The largest German air carrier Lufthansa (LHAB) (LHA) aims to repay €9 billion of state aid before the country’s federal election in September 2021, the Group Chief Executive Officer (CEO) Carsten Spohr hinted.

Speaking to the media on June 18, 2021, the CEO outlined that Lufthansa (LHAB) (LHA) is focused to repay the state aid of €9 billion before the federal election arguing that it was one of the first airlines to receive the financial rescue package during the pandemic, therefore it aims “to be one of the first companies to pay back the rescue funds“.

On June 1, 2021, Lufthansa Executive Board member Harry Hohmeister said that the airline had so far used around €2.3 billion of the aid. Although the company has already managed to repay €1 billion, Hohmeister was not able to provide an exact time frame when the remaining state aid could be repaid.

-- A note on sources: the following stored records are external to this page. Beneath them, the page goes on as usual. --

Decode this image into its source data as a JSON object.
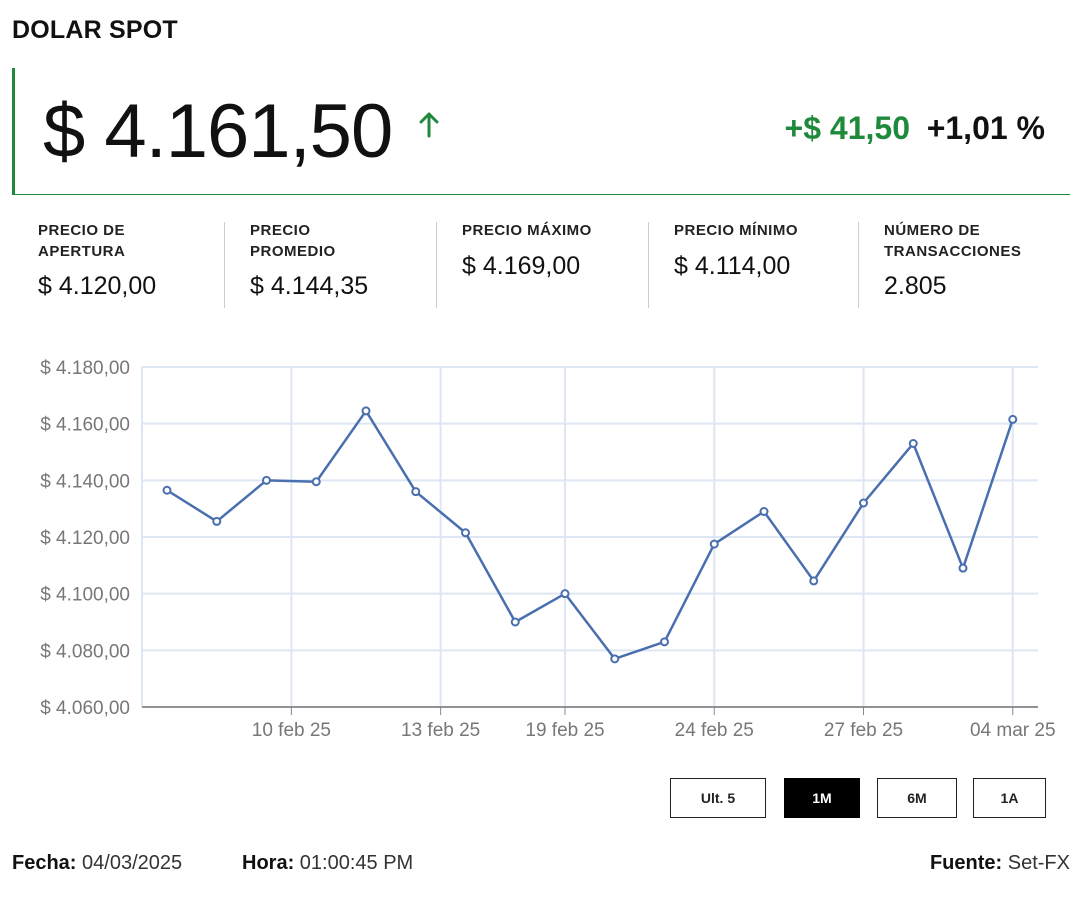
{
  "header": {
    "title": "DOLAR SPOT",
    "price": "$ 4.161,50",
    "change_abs": "+$ 41,50",
    "change_pct": "+1,01 %",
    "trend_icon": "arrow-up-icon",
    "colors": {
      "up": "#1f8a3b",
      "line": "#4a6fae",
      "grid": "#dde6f2"
    }
  },
  "stats": [
    {
      "label_line1": "PRECIO DE",
      "label_line2": "APERTURA",
      "value": "$ 4.120,00"
    },
    {
      "label_line1": "PRECIO",
      "label_line2": "PROMEDIO",
      "value": "$ 4.144,35"
    },
    {
      "label_line1": "PRECIO MÁXIMO",
      "label_line2": "",
      "value": "$ 4.169,00"
    },
    {
      "label_line1": "PRECIO MÍNIMO",
      "label_line2": "",
      "value": "$ 4.114,00"
    },
    {
      "label_line1": "NÚMERO DE",
      "label_line2": "TRANSACCIONES",
      "value": "2.805"
    }
  ],
  "chart_data": {
    "type": "line",
    "title": "",
    "xlabel": "",
    "ylabel": "",
    "ylim": [
      4060,
      4180
    ],
    "y_ticks": [
      4060,
      4080,
      4100,
      4120,
      4140,
      4160,
      4180
    ],
    "y_tick_labels": [
      "$ 4.060,00",
      "$ 4.080,00",
      "$ 4.100,00",
      "$ 4.120,00",
      "$ 4.140,00",
      "$ 4.160,00",
      "$ 4.180,00"
    ],
    "x_tick_labels": [
      "10 feb 25",
      "13 feb 25",
      "19 feb 25",
      "24 feb 25",
      "27 feb 25",
      "04 mar 25"
    ],
    "x_tick_index": [
      2.5,
      5.5,
      8,
      11,
      14,
      17
    ],
    "grid": true,
    "values": [
      4136.5,
      4125.5,
      4140.0,
      4139.5,
      4164.5,
      4136.0,
      4121.5,
      4090.0,
      4100.0,
      4077.0,
      4083.0,
      4117.5,
      4129.0,
      4104.5,
      4132.0,
      4153.0,
      4109.0,
      4161.5
    ]
  },
  "ranges": {
    "buttons": [
      "Ult. 5",
      "1M",
      "6M",
      "1A"
    ],
    "active": "1M"
  },
  "footer": {
    "fecha_label": "Fecha:",
    "fecha_value": "04/03/2025",
    "hora_label": "Hora:",
    "hora_value": "01:00:45 PM",
    "fuente_label": "Fuente:",
    "fuente_value": "Set-FX"
  }
}
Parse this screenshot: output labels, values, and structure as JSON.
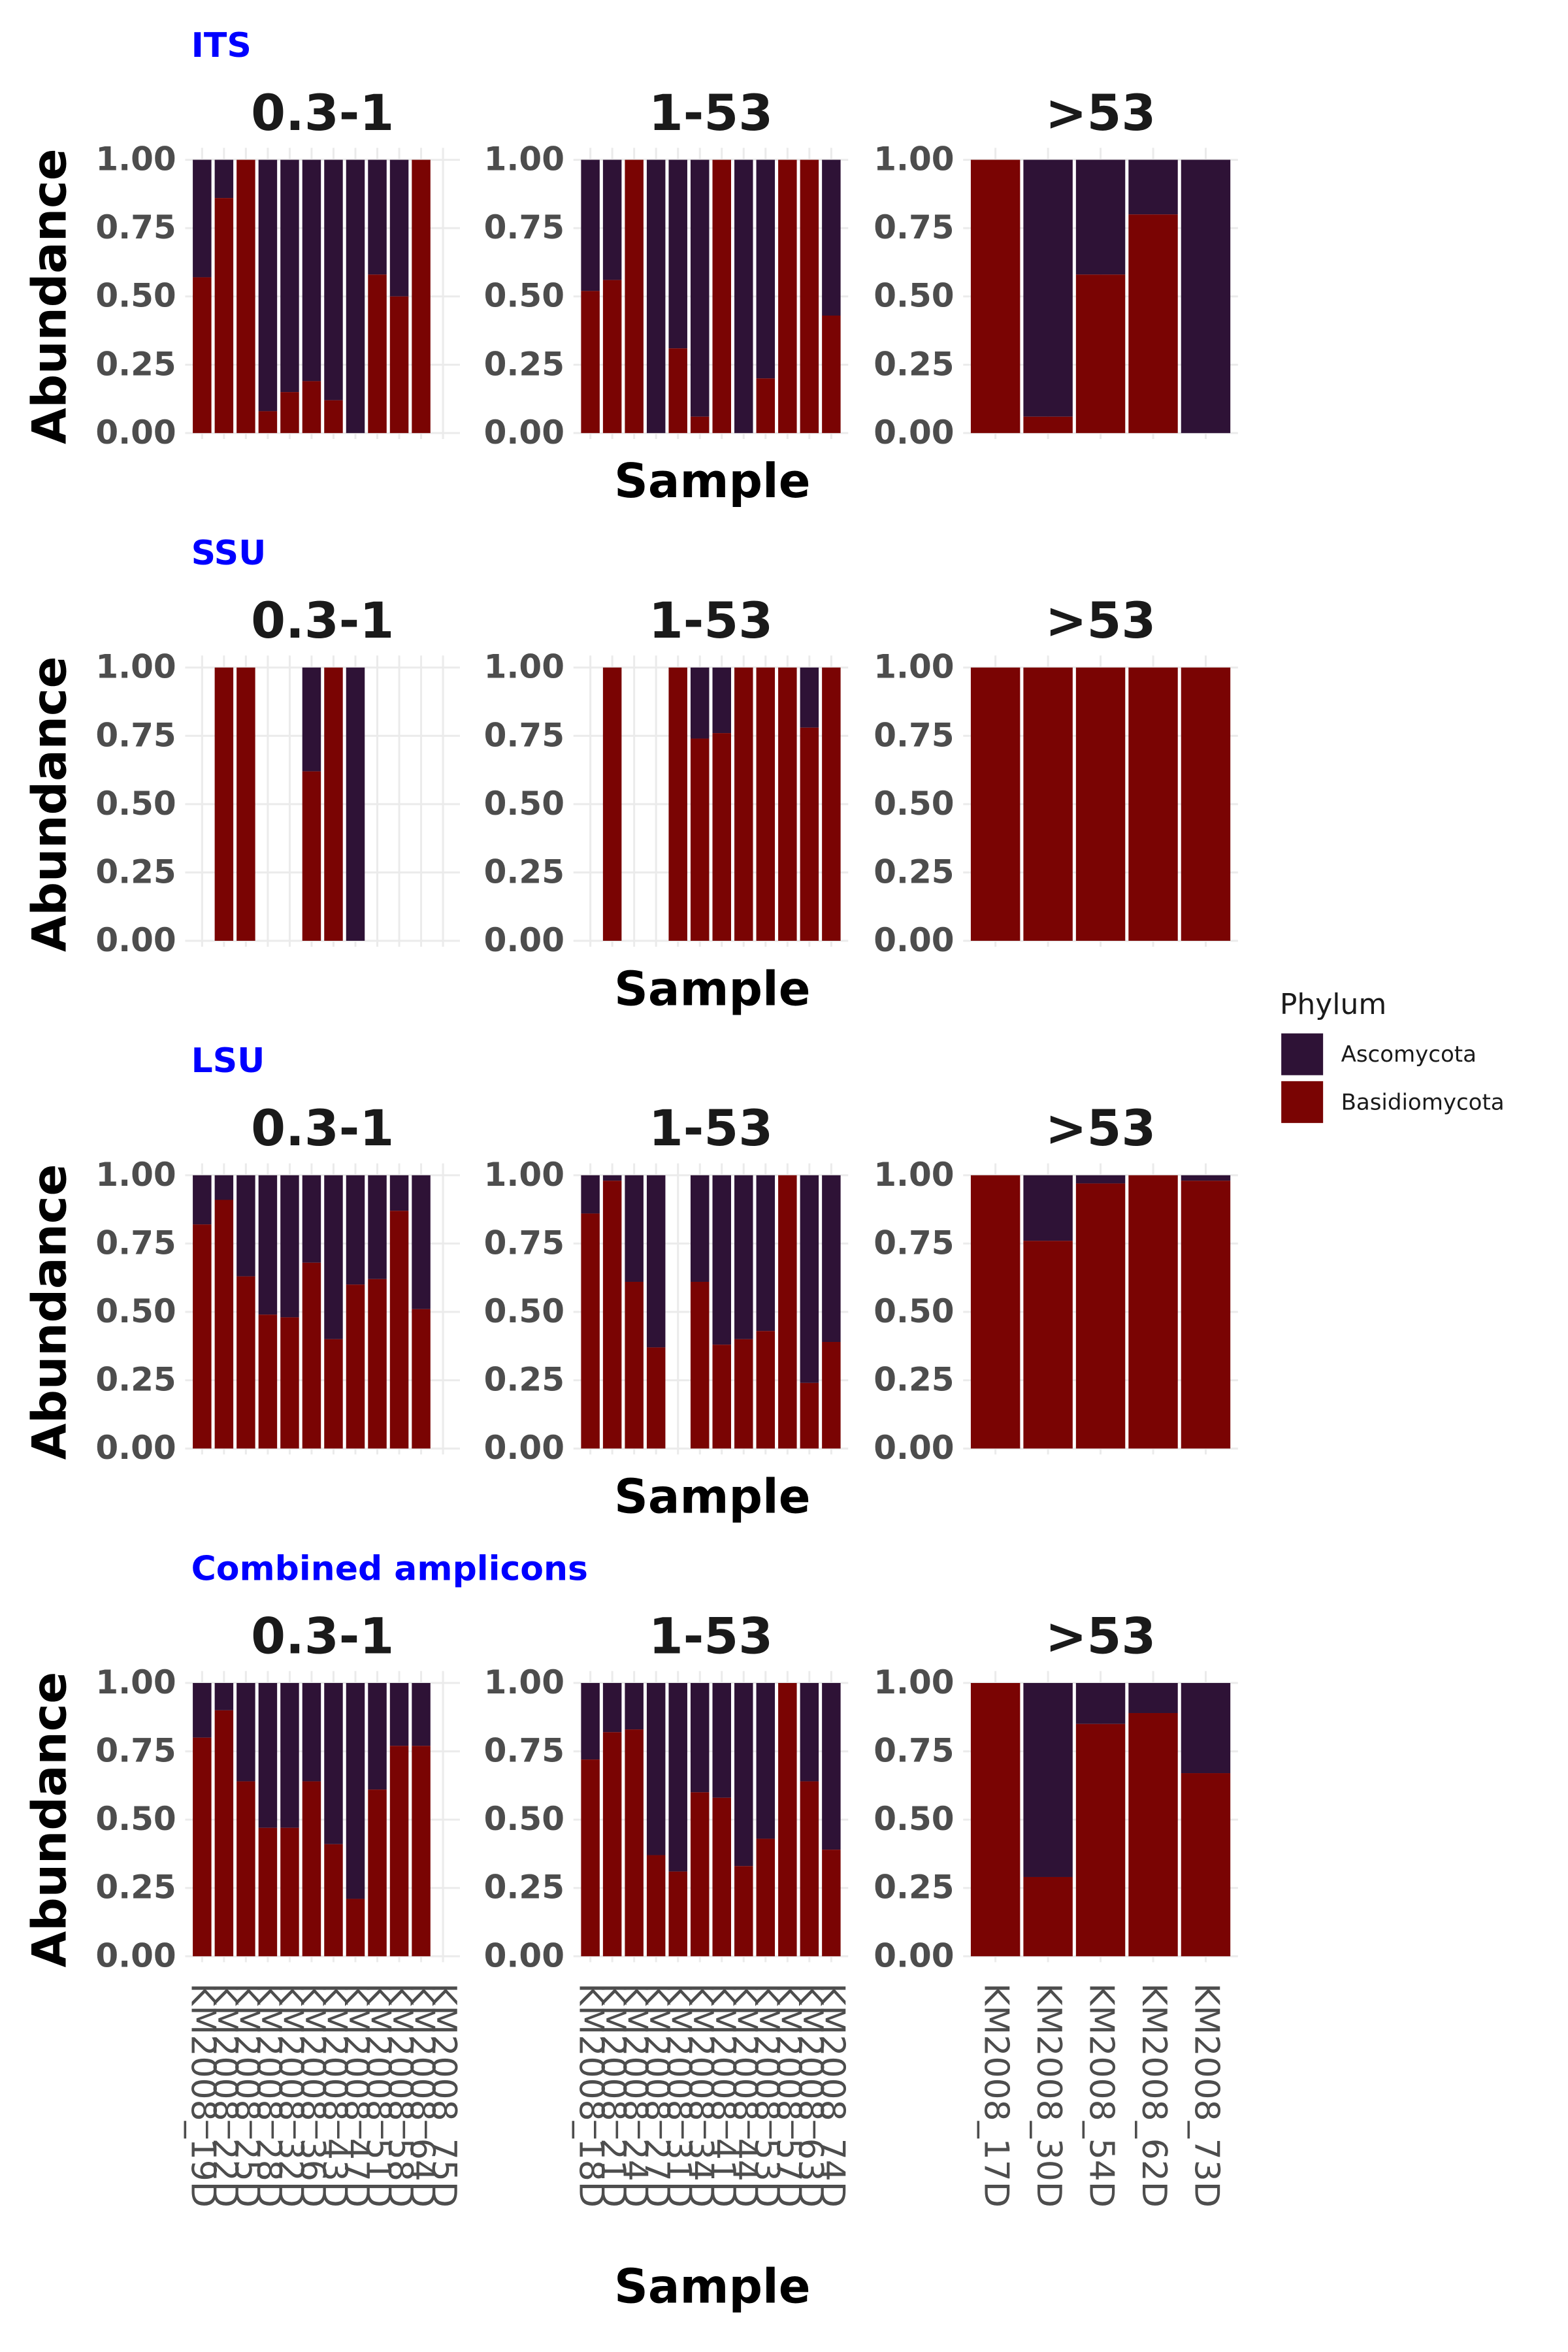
{
  "chart_data": {
    "type": "bar",
    "stacked": true,
    "ylim": [
      0,
      1
    ],
    "yticks": [
      "0.00",
      "0.25",
      "0.50",
      "0.75",
      "1.00"
    ],
    "ylabel": "Abundance",
    "xlabel": "Sample",
    "grid": true,
    "legend": {
      "title": "Phylum",
      "placement": "right",
      "items": [
        {
          "name": "Ascomycota",
          "color": "#2e1236"
        },
        {
          "name": "Basidiomycota",
          "color": "#7a0403"
        }
      ]
    },
    "facets": [
      "0.3-1",
      "1-53",
      ">53"
    ],
    "categories": [
      [
        "KM2008_19D",
        "KM2008_22D",
        "KM2008_25D",
        "KM2008_28D",
        "KM2008_32D",
        "KM2008_36D",
        "KM2008_43D",
        "KM2008_47D",
        "KM2008_51D",
        "KM2008_58D",
        "KM2008_64D",
        "KM2008_75D"
      ],
      [
        "KM2008_18D",
        "KM2008_21D",
        "KM2008_24D",
        "KM2008_27D",
        "KM2008_31D",
        "KM2008_34D",
        "KM2008_41D",
        "KM2008_44D",
        "KM2008_53D",
        "KM2008_57D",
        "KM2008_63D",
        "KM2008_74D"
      ],
      [
        "KM2008_17D",
        "KM2008_30D",
        "KM2008_54D",
        "KM2008_62D",
        "KM2008_73D"
      ]
    ],
    "sections": [
      {
        "title": "ITS",
        "basidiomycota": [
          [
            0.57,
            0.86,
            1.0,
            0.08,
            0.15,
            0.19,
            0.12,
            0.0,
            0.58,
            0.5,
            1.0,
            null
          ],
          [
            0.52,
            0.56,
            1.0,
            0.0,
            0.31,
            0.06,
            1.0,
            0.0,
            0.2,
            1.0,
            1.0,
            0.43
          ],
          [
            1.0,
            0.06,
            0.58,
            0.8,
            0.0
          ]
        ]
      },
      {
        "title": "SSU",
        "basidiomycota": [
          [
            null,
            1.0,
            1.0,
            null,
            null,
            0.62,
            1.0,
            0.0,
            null,
            null,
            null,
            null
          ],
          [
            null,
            1.0,
            null,
            null,
            1.0,
            0.74,
            0.76,
            1.0,
            1.0,
            1.0,
            0.78,
            1.0
          ],
          [
            1.0,
            1.0,
            1.0,
            1.0,
            1.0
          ]
        ]
      },
      {
        "title": "LSU",
        "basidiomycota": [
          [
            0.82,
            0.91,
            0.63,
            0.49,
            0.48,
            0.68,
            0.4,
            0.6,
            0.62,
            0.87,
            0.51,
            null
          ],
          [
            0.86,
            0.98,
            0.61,
            0.37,
            null,
            0.61,
            0.38,
            0.4,
            0.43,
            1.0,
            0.24,
            0.39
          ],
          [
            1.0,
            0.76,
            0.97,
            1.0,
            0.98
          ]
        ]
      },
      {
        "title": "Combined amplicons",
        "basidiomycota": [
          [
            0.8,
            0.9,
            0.64,
            0.47,
            0.47,
            0.64,
            0.41,
            0.21,
            0.61,
            0.77,
            0.77,
            null
          ],
          [
            0.72,
            0.82,
            0.83,
            0.37,
            0.31,
            0.6,
            0.58,
            0.33,
            0.43,
            1.0,
            0.64,
            0.39
          ],
          [
            1.0,
            0.29,
            0.85,
            0.89,
            0.67
          ]
        ]
      }
    ]
  }
}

"When and how we can fully stand on our own two feet again also depends on how the pandemic, and therefore demand, develop," Hohmeister told local media.

As part of the multi-billion rescue deal between shareholders of Lufthansa (LHAB) (LHA) and the government of Germany, which was signed in June 2020, both parties agreed that in exchange for €9 billion state aid, the government would receive a 20% stake in the company. 

Initially, Heinz Hermann Thiele, the board’s top shareholder, opposed the government ownership, but at the time the agreement was concluded, Lufthansa Group, consisting of Lufthansa (LHAB) (LHA), Brussels, Austrian and Swiss Airlines, was bleeding in cash at around €1 million every hour, meaning that the government help was crucial for the company to stay afloat.

The major part of the €9 billion state aid consisted of €5.7 billion taken directly from the country’s capital, while the other part of the rescue package was lent by state-owned development bank KfW. 

Following the agreement, the government also purchased 20% of Lufthansa’s (LHAB) (LHA) shares for a reduced price of around €300 million.